One night I had cooked dinner for the four of us. Cyd and me, Peggy and Pat. Since I married Cyd, my cooking skills had atrophied. But I thought I would do it one night. Do it for the family.
The four of us were sitting around the table’s points of the compass. At the start Cyd and Pat had made a good job of feigning enthusiasm for my cooking, even if what Peggy said sounded spiced with sarcasm.
‘Spaghetti Bolognese, Harry. Mmmm, I can’t wait!’
‘Hah! You might have to, Peg!’
There was sometimes a sickening jollity in the exchanges between my stepdaughter and myself.
‘Make sure the pasta is
al dente
, will you?’ she advised imperiously. ‘I don’t like it too soft. You
do
know what I mean by
al dente
, don’t you?’
I stirred my bubbling meat and tomato sauce at the stove, my smile stiff with tension.

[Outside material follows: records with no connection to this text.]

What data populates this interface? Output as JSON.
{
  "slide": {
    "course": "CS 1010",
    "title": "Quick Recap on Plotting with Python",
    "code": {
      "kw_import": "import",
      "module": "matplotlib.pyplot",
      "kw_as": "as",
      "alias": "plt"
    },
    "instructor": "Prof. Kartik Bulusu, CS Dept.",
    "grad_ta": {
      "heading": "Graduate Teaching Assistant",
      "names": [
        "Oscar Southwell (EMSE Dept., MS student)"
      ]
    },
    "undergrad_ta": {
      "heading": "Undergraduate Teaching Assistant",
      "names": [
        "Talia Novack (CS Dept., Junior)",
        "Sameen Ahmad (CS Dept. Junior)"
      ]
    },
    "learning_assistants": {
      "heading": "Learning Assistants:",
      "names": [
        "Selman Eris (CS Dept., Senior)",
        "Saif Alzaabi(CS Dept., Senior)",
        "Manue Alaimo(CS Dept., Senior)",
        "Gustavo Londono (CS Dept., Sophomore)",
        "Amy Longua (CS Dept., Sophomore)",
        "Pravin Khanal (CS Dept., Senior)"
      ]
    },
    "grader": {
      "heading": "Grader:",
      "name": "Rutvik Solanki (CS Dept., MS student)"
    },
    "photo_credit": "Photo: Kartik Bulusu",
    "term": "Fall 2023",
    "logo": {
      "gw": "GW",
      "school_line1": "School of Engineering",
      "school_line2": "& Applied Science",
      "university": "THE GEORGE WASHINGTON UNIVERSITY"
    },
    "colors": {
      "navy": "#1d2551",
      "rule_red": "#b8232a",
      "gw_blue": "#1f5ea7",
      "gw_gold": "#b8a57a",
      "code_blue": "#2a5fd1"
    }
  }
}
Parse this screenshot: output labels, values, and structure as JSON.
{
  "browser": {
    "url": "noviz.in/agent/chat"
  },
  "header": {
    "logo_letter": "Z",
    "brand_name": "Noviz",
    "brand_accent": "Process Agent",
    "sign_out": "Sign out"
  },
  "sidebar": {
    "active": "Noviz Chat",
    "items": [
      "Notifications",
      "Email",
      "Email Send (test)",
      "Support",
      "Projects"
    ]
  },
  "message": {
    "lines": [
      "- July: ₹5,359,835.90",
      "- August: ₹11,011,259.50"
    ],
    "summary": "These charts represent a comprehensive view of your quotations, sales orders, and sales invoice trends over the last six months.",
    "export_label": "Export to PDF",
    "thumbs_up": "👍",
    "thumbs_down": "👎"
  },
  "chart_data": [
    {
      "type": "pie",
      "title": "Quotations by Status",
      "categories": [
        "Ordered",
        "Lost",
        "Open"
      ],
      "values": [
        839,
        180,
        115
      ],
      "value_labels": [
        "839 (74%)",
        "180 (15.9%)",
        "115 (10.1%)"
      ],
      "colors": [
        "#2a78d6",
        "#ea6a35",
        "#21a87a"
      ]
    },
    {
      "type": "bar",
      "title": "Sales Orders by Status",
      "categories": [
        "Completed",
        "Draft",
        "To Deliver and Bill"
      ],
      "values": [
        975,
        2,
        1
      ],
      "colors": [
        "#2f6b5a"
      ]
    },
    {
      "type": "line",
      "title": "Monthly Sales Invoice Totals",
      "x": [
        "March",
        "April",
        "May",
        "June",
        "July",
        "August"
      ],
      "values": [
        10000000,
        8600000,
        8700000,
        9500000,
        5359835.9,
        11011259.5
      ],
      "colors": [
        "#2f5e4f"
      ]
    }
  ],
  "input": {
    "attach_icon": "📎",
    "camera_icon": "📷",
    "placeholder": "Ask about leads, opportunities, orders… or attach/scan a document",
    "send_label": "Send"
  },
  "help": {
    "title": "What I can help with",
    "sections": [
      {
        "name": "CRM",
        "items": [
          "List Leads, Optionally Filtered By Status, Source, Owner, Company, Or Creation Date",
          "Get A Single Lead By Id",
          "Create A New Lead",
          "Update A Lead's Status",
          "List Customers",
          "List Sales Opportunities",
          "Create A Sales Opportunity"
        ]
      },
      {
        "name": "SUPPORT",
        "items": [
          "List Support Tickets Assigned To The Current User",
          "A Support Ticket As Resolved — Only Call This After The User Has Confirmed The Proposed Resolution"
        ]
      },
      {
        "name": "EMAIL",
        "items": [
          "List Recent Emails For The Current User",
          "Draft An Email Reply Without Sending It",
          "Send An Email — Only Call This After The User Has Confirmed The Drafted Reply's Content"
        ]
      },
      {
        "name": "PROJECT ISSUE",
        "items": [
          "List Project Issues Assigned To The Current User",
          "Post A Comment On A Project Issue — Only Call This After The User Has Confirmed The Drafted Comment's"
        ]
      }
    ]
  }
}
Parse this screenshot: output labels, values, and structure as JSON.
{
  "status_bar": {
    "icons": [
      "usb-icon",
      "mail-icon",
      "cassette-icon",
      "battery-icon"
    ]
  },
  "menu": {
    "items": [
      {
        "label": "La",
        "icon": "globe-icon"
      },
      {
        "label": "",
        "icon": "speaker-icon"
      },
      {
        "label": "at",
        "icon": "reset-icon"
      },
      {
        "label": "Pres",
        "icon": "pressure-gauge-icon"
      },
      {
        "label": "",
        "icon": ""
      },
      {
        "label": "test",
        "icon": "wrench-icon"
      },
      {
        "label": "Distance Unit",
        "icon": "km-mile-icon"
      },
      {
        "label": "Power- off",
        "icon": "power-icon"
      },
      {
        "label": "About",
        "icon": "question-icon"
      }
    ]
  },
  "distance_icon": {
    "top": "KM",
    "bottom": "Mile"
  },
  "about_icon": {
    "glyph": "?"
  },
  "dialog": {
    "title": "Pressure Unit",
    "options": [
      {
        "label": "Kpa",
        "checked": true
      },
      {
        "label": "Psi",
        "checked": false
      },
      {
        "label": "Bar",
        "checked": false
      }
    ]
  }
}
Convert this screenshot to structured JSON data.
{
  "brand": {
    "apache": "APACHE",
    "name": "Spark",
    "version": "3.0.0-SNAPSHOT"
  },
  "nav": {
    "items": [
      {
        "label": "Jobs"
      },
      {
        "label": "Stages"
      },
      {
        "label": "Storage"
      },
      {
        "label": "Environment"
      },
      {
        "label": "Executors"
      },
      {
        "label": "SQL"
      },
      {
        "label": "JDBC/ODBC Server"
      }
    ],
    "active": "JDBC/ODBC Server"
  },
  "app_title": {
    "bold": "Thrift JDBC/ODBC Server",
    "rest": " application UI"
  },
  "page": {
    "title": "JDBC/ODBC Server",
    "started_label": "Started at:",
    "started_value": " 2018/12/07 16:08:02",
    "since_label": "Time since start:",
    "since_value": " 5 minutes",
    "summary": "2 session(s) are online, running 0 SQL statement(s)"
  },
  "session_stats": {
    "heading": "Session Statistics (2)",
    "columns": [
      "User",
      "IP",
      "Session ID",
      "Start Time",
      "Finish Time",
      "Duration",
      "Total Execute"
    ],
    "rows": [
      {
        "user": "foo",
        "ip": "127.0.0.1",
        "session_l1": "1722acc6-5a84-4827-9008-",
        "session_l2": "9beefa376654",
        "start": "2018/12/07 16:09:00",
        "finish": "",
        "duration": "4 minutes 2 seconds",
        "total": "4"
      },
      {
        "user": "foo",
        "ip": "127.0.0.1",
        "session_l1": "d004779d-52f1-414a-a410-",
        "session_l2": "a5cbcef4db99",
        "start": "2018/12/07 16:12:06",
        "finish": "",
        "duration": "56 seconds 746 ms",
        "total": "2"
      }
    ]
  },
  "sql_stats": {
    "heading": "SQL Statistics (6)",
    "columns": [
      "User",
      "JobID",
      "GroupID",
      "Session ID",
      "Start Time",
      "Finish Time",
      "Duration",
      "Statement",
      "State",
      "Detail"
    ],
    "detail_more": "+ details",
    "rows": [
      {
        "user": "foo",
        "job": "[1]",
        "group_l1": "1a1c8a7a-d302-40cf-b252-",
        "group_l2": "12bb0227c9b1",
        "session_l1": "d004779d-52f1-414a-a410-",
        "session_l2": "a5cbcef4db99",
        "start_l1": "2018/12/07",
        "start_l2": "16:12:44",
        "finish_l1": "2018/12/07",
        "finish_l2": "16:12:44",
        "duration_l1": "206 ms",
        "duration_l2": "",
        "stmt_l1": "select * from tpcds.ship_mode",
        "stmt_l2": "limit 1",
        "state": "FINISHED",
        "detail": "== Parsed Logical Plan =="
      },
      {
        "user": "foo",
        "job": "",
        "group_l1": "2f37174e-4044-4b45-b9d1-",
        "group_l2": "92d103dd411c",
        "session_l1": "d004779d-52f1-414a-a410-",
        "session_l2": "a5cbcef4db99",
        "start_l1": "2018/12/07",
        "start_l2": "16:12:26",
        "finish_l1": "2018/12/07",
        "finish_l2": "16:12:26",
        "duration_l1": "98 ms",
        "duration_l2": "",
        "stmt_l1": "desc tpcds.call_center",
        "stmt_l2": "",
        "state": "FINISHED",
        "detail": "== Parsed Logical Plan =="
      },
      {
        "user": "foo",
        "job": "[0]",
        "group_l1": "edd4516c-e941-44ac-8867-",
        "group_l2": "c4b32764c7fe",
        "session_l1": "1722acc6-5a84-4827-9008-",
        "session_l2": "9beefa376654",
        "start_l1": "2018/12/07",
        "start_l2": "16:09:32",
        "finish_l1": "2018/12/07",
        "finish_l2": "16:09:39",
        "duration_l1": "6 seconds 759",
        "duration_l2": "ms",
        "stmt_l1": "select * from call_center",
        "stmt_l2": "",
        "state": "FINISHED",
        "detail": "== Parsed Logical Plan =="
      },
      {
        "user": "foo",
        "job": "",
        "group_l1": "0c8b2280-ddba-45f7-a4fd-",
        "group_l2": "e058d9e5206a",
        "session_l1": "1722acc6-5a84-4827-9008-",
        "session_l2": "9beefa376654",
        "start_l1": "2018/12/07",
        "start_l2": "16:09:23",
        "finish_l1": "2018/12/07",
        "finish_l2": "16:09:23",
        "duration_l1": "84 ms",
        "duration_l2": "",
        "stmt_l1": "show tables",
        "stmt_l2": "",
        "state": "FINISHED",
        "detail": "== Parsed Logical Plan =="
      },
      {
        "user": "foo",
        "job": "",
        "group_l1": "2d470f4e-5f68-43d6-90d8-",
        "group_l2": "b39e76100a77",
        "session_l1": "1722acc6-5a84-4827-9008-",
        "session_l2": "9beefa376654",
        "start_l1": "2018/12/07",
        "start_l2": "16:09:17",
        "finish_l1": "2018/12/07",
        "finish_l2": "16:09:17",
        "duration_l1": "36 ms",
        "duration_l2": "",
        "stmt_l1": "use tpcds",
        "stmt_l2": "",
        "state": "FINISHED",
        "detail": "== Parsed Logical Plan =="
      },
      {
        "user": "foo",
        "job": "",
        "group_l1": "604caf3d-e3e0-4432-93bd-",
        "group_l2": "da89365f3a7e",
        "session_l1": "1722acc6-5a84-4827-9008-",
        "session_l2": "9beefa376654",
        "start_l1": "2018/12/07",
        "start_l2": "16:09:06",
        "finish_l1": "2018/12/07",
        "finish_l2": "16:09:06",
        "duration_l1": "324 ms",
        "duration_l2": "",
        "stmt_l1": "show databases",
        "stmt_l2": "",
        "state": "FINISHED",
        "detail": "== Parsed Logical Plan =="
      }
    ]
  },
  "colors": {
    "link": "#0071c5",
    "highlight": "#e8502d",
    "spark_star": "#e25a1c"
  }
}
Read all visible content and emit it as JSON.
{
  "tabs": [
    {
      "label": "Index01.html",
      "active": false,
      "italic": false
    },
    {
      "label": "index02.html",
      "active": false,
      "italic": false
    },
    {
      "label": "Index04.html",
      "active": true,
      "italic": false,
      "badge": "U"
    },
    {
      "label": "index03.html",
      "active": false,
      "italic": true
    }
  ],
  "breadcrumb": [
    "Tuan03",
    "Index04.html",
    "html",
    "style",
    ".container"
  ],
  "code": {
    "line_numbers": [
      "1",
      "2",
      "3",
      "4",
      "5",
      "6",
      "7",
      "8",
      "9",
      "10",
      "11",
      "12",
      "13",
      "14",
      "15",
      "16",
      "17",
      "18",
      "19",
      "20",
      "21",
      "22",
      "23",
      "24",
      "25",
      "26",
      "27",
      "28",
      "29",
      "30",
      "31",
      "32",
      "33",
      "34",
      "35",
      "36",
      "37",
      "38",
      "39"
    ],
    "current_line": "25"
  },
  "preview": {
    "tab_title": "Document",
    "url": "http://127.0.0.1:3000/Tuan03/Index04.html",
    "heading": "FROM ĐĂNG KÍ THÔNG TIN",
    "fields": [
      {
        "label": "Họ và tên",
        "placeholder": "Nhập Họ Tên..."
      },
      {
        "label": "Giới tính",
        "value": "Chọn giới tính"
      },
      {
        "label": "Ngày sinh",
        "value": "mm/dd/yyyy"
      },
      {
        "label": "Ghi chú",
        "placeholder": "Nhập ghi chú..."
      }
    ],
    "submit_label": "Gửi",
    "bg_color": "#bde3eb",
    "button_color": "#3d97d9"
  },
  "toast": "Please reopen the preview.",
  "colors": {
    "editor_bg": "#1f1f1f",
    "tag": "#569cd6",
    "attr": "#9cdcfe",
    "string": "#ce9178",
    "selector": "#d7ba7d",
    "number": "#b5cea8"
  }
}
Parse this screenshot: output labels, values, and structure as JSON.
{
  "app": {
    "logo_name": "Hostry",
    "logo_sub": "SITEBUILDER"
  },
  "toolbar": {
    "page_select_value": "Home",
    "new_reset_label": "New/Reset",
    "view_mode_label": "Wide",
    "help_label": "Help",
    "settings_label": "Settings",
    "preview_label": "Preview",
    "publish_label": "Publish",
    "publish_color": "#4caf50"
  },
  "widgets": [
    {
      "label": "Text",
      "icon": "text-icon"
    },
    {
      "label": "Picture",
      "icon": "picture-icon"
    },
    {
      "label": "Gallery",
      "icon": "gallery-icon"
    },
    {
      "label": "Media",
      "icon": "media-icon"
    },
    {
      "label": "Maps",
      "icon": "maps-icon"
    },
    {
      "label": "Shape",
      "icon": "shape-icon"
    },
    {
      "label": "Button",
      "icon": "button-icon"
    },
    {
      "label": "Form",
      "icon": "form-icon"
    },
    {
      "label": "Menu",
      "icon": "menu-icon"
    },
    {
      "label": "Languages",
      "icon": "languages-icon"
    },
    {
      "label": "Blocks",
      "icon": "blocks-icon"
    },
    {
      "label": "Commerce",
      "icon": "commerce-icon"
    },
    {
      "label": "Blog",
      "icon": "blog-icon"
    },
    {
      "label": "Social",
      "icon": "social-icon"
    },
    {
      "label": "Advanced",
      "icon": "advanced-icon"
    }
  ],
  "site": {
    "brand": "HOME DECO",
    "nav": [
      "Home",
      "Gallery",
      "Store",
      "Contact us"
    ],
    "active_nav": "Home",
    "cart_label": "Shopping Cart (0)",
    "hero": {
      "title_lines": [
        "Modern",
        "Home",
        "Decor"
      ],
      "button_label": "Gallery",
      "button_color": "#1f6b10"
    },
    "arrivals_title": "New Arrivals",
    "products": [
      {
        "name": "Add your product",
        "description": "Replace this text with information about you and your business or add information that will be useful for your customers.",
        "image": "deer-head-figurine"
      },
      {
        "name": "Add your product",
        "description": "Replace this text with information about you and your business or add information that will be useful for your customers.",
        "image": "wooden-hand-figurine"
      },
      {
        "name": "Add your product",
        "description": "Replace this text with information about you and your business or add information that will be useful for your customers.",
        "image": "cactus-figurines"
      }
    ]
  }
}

‘You know you have to essentially treat it like a stew, don’t you?’ Cyd said gently. ‘It takes a long, long time simmering that amount of meat.’
‘Please,’ I said, trying to keep it friendly. ‘My turn to cook tonight, okay?’
I cooked spaghetti Bolognese. Spag Bog. Can’t go wrong. I used to cook this stuff all the time when Pat and I were living
alone. But for some reason I had it in my head that spaghetti Bolognese was a quick dish to prepare. I thought it took as long as – I don’t know. As long as it takes them to bring it to you in a restaurant. But I was wrong about spaghetti Bolognese, just as I have been wrong about so many things.
After an hour or so, Peggy was impatiently tapping Lucy Doll Secret Agent against the table. Pat was gawping at the remote control in his fist, as if waiting for a sign. And Cyd – after asking me really nicely if I minded – was doing her tax return. And still I stood at the stove, stirring the sauce that was taking inexplicably longer than any restaurant. I thought that maybe it wasn’t spaghetti Bolognese that I cooked so quickly and so easily for Pat and myself. Maybe it was spaghetti pesto. Yes, that was it. Spaghetti pesto was the one that was done in minutes. You just opened the can and chucked it on the pasta. It was simple and tasty. Green spaghetti, my son had called it.
Now, two years on from the days of green spaghetti, he dropped the remote control. It clattered against the wooden floor. ‘Whoops,’ he said, smirking around the table, looking for supportive laughter. Peggy and Cyd ignored him.
I picked up the remote and angrily stuffed it inside my apron pocket.